In the hilarious Monty Python film “The Meaning of Life,” the Grim Reaper shows up at a dinner party, his menacing scythe in hand, to claim the lives of several unsuspecting British couples. They argue with the Reaper for a few minutes, arrogantly disbelieving in their fate until he convinces them that they are really dead (with a few parlour-like tricks that only Death could pull off). When they ask him how they died, the skeleton forefinger of Death points to the dinner table and bellows with great comic timing… “the salmon mousse.” The audience laughs. And the joke, of course, is that in life, sometimes death is brought to bear by something as seemingly innocuous as a salmon mousse.

Death has been all around me these last eight months. My father. Jacqui’s Auntie Pam and Uncle Billy. And I will never forget the lives of the sick and dying I saw while in the hospital for treatment.

Through all of this, I never really thought I was about to eat the salmon mousse. But there were times, to be sure, that Mr. Grim Reaper felt closer to me than he had ever. There was the very high neutropenic fever (it peaked at almost 104) that didn’t break for almost 24 hours, all the while my body desperate for platelets and hemoglobin. Then, of course, there were those moments when my father was dying and just after he died that I thought to myself: “If cancer could kill him, why not me?” But then I thought he was supposed to survive only 18 months and lived 10 years. If the same arithmetic works out for me, I’ll live to be a very old man.

There is no place like a beautiful Caribbean beach to think about death. Well, actually, to think about thinking about death, if I want to be totally accurate here. And for moments here and there during my Cayman holiday, I thought about why I didn’t think about death much during my eight month chemo-holiday. And to be completely honest, I can’t quite figure this out?

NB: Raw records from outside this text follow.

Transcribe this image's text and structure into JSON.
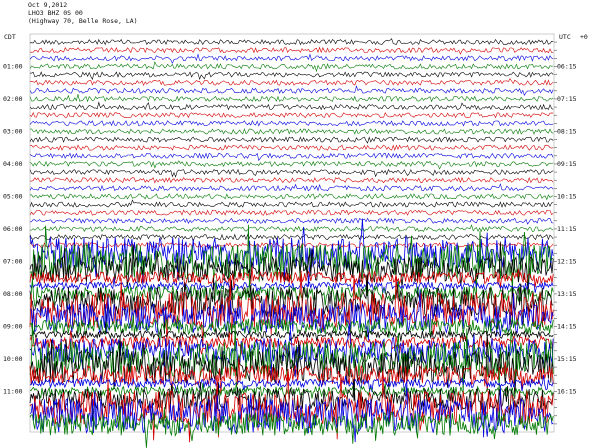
{
  "header": {
    "date": "Oct 9,2012",
    "station": "LHO3 BHZ 0S 00",
    "location": "(Highway 70, Belle Rose, LA)"
  },
  "chart_data": {
    "type": "line",
    "title": "",
    "left_axis_label": "CDT",
    "right_axis_label": "UTC",
    "right_axis_unit_label": "+0",
    "left_time_labels": [
      "01:00",
      "02:00",
      "03:00",
      "04:00",
      "05:00",
      "06:00",
      "07:00",
      "08:00",
      "09:00",
      "10:00",
      "11:00"
    ],
    "right_time_labels": [
      "06:15",
      "07:15",
      "08:15",
      "09:15",
      "10:15",
      "11:15",
      "12:15",
      "13:15",
      "14:15",
      "15:15",
      "16:15"
    ],
    "trace_colors": [
      "#000000",
      "#d40000",
      "#0000e0",
      "#007a00"
    ],
    "trace_count": 48,
    "traces_per_hour": 4,
    "minutes_per_trace": 15,
    "quiet_trace_amplitude": 2.5,
    "noise_onset_trace": 26,
    "noisy_trace_amplitude": 18
  }
}
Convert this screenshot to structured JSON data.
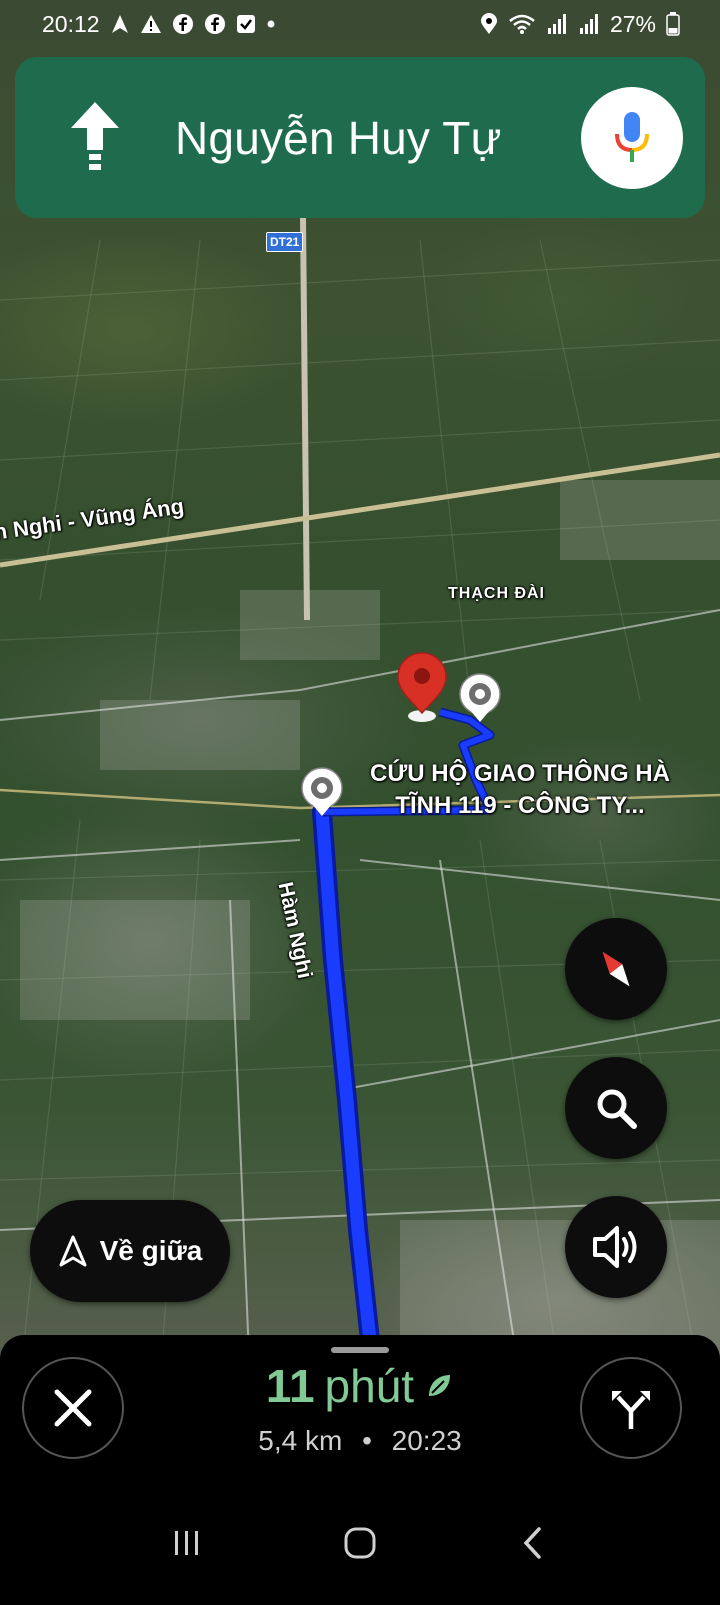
{
  "status_bar": {
    "time": "20:12",
    "battery": "27%"
  },
  "nav_banner": {
    "maneuver": "straight-arrow-icon",
    "street": "Nguyễn Huy Tự",
    "background_color": "#1e6b4d"
  },
  "map": {
    "road_shield": "DT21",
    "highway_label": "n Nghi - Vũng Áng",
    "area_label": "THẠCH ĐÀI",
    "street_label": "Hàm Nghi",
    "destination_name": "CỨU HỘ GIAO THÔNG HÀ TĨNH 119 - CÔNG TY...",
    "route_color": "#1a3cff"
  },
  "controls": {
    "recenter_label": "Về giữa"
  },
  "trip": {
    "duration_value": "11",
    "duration_unit": "phút",
    "distance": "5,4 km",
    "separator": "•",
    "arrival_time": "20:23",
    "eta_color": "#81c995"
  }
}
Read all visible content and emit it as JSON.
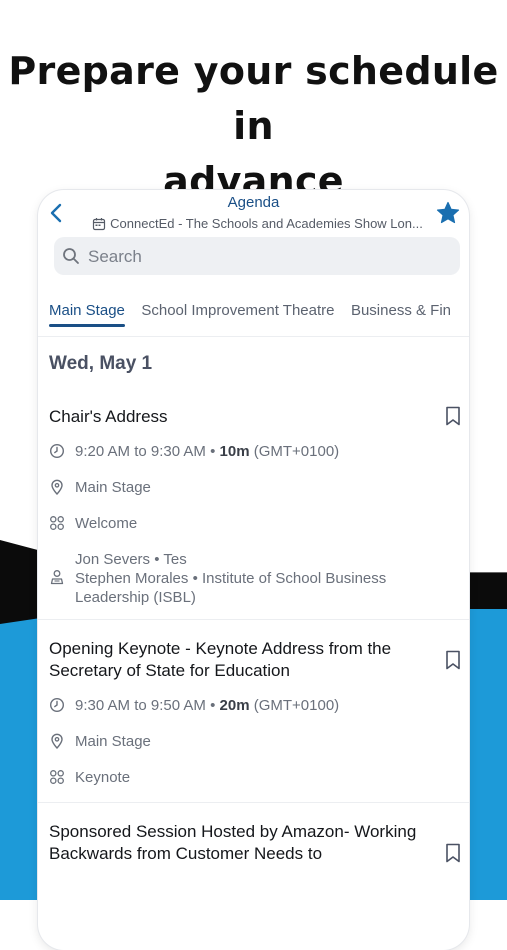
{
  "promo": {
    "title_line1": "Prepare your schedule in",
    "title_line2": "advance"
  },
  "header": {
    "title": "Agenda",
    "event_name": "ConnectEd - The Schools and Academies Show Lon..."
  },
  "search": {
    "placeholder": "Search"
  },
  "tabs": [
    {
      "label": "Main Stage",
      "active": true
    },
    {
      "label": "School Improvement Theatre",
      "active": false
    },
    {
      "label": "Business & Fin",
      "active": false
    }
  ],
  "day_heading": "Wed, May 1",
  "sessions": [
    {
      "title": "Chair's Address",
      "time": "9:20 AM to 9:30 AM",
      "duration": "10m",
      "timezone": "(GMT+0100)",
      "location": "Main Stage",
      "track": "Welcome",
      "speakers": [
        "Jon Severs • Tes",
        "Stephen Morales • Institute of School Business",
        "Leadership (ISBL)"
      ]
    },
    {
      "title": "Opening Keynote - Keynote Address from the Secretary of State for Education",
      "time": "9:30 AM to 9:50 AM",
      "duration": "20m",
      "timezone": "(GMT+0100)",
      "location": "Main Stage",
      "track": "Keynote"
    },
    {
      "title": "Sponsored Session Hosted by Amazon- Working Backwards from Customer Needs to"
    }
  ],
  "colors": {
    "accent": "#1a4f86",
    "blue_shape": "#1d9ad8",
    "black_shape": "#0b0b0b"
  }
}
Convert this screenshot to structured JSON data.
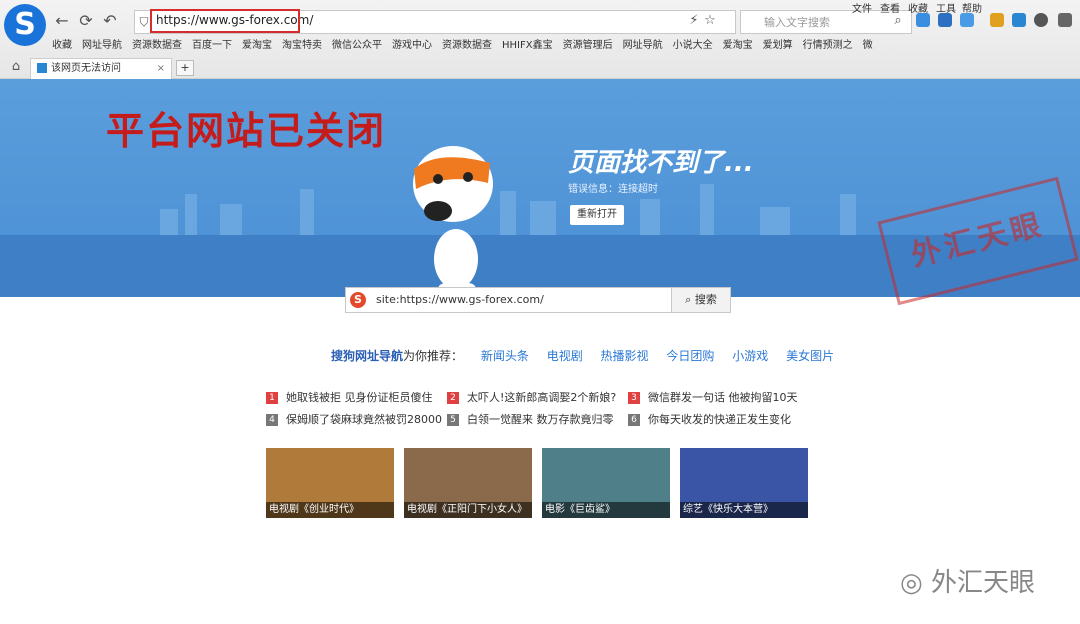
{
  "browser": {
    "url": "https://www.gs-forex.com/",
    "search_placeholder": "输入文字搜索",
    "menu": [
      "文件",
      "查看",
      "收藏",
      "工具",
      "帮助"
    ],
    "bookmarks": [
      "收藏",
      "网址导航",
      "资源数据查",
      "百度一下",
      "爱淘宝",
      "淘宝特卖",
      "微信公众平",
      "游戏中心",
      "资源数据查",
      "HHIFX鑫宝",
      "资源管理后",
      "网址导航",
      "小说大全",
      "爱淘宝",
      "爱划算",
      "行情预测之",
      "微"
    ],
    "tab_title": "该网页无法访问",
    "new_tab": "+"
  },
  "hero": {
    "overlay_title": "平台网站已关闭",
    "title": "页面找不到了...",
    "error": "错误信息：连接超时",
    "retry_label": "重新打开",
    "stamp": "外汇天眼"
  },
  "search": {
    "value": "site:https://www.gs-forex.com/",
    "button": "搜索"
  },
  "recommend": {
    "brand": "搜狗网址导航",
    "suffix": "为你推荐：",
    "links": [
      "新闻头条",
      "电视剧",
      "热播影视",
      "今日团购",
      "小游戏",
      "美女图片"
    ]
  },
  "news": [
    {
      "n": "1",
      "text": "她取钱被拒 见身份证柜员傻住"
    },
    {
      "n": "2",
      "text": "太吓人!这新郎高调娶2个新娘?"
    },
    {
      "n": "3",
      "text": "微信群发一句话 他被拘留10天"
    },
    {
      "n": "4",
      "text": "保姆顺了袋麻球竟然被罚28000"
    },
    {
      "n": "5",
      "text": "白领一觉醒来 数万存款竟归零"
    },
    {
      "n": "6",
      "text": "你每天收发的快递正发生变化"
    }
  ],
  "thumbs": [
    {
      "caption": "电视剧《创业时代》",
      "color": "#b07a3a"
    },
    {
      "caption": "电视剧《正阳门下小女人》",
      "color": "#8a6a4a"
    },
    {
      "caption": "电影《巨齿鲨》",
      "color": "#4f7f88"
    },
    {
      "caption": "综艺《快乐大本营》",
      "color": "#3a55a5"
    }
  ],
  "watermark": "外汇天眼"
}
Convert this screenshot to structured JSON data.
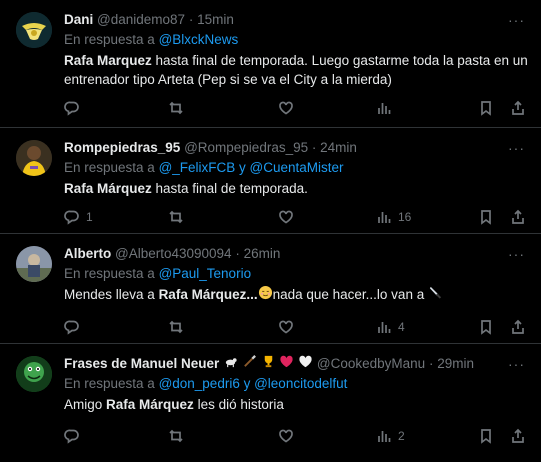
{
  "tweets": [
    {
      "name": "Dani",
      "handle": "@danidemo87",
      "time": "15min",
      "reply_prefix": "En respuesta a ",
      "reply_to": "@BlxckNews",
      "bold": "Rafa Marquez",
      "text": " hasta final de temporada. Luego gastarme toda la pasta en un entrenador tipo Arteta (Pep si se va el City a la mierda)",
      "replies": "",
      "retweets": "",
      "likes": "",
      "views": ""
    },
    {
      "name": "Rompepiedras_95",
      "handle": "@Rompepiedras_95",
      "time": "24min",
      "reply_prefix": "En respuesta a ",
      "reply_to": "@_FelixFCB",
      "reply_and": " y ",
      "reply_to2": "@CuentaMister",
      "bold": "Rafa Márquez",
      "text": " hasta final de temporada.",
      "replies": "1",
      "retweets": "",
      "likes": "",
      "views": "16"
    },
    {
      "name": "Alberto",
      "handle": "@Alberto43090094",
      "time": "26min",
      "reply_prefix": "En respuesta a ",
      "reply_to": "@Paul_Tenorio",
      "text_before": "Mendes lleva a ",
      "bold": "Rafa Márquez...",
      "text": "nada que hacer...lo van a ",
      "replies": "",
      "retweets": "",
      "likes": "",
      "views": "4"
    },
    {
      "name": "Frases de Manuel Neuer",
      "handle": "@CookedbyManu",
      "time": "29min",
      "reply_prefix": "En respuesta a ",
      "reply_to": "@don_pedri6",
      "reply_and": " y ",
      "reply_to2": "@leoncitodelfut",
      "text_before": "Amigo ",
      "bold": "Rafa Márquez",
      "text": " les dió historia",
      "replies": "",
      "retweets": "",
      "likes": "",
      "views": "2"
    }
  ],
  "dot": "·",
  "more": "···",
  "colors": {
    "background": "#000000",
    "text": "#e7e9ea",
    "muted": "#71767b",
    "link": "#1d9bf0",
    "divider": "#2f3336"
  },
  "icons": [
    "reply-icon",
    "retweet-icon",
    "like-icon",
    "views-icon",
    "bookmark-icon",
    "share-icon",
    "more-icon"
  ]
}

As I stared out into the emerald blue sea, I thought about possible answers to this question.

Was I so completely focused on life because of Jacqui’s pregnancy and the arrival of Sophia that the possibility of death just slipped my mind? Did I inherit my father’s romantic optimism so much so that I never doubted that I would get through this unbroken and alive? Did my dad’s declining health distract me from the risks to my own? Given the craziness of all that was going on was I in some sort or survival mode where I couldn’t even consider death? Was I arrogant, stupid, or both to think that there was no question I’d survive? Or did I just put my trust in my doctors who said that they’d get me through this now and for the long-term?

I don’t think I’ll ever have a precise answer to this question, although if I had to answer, I would circle the box that said “ALL OF THE ABOVE” to explain why death has NOT been part of my thought processes the last year. Besides, thinking about death only brings it closer, whether it is going to come tomorrow or in fifty years. But just to be safe, I’ll take a pass on the salmon mousse.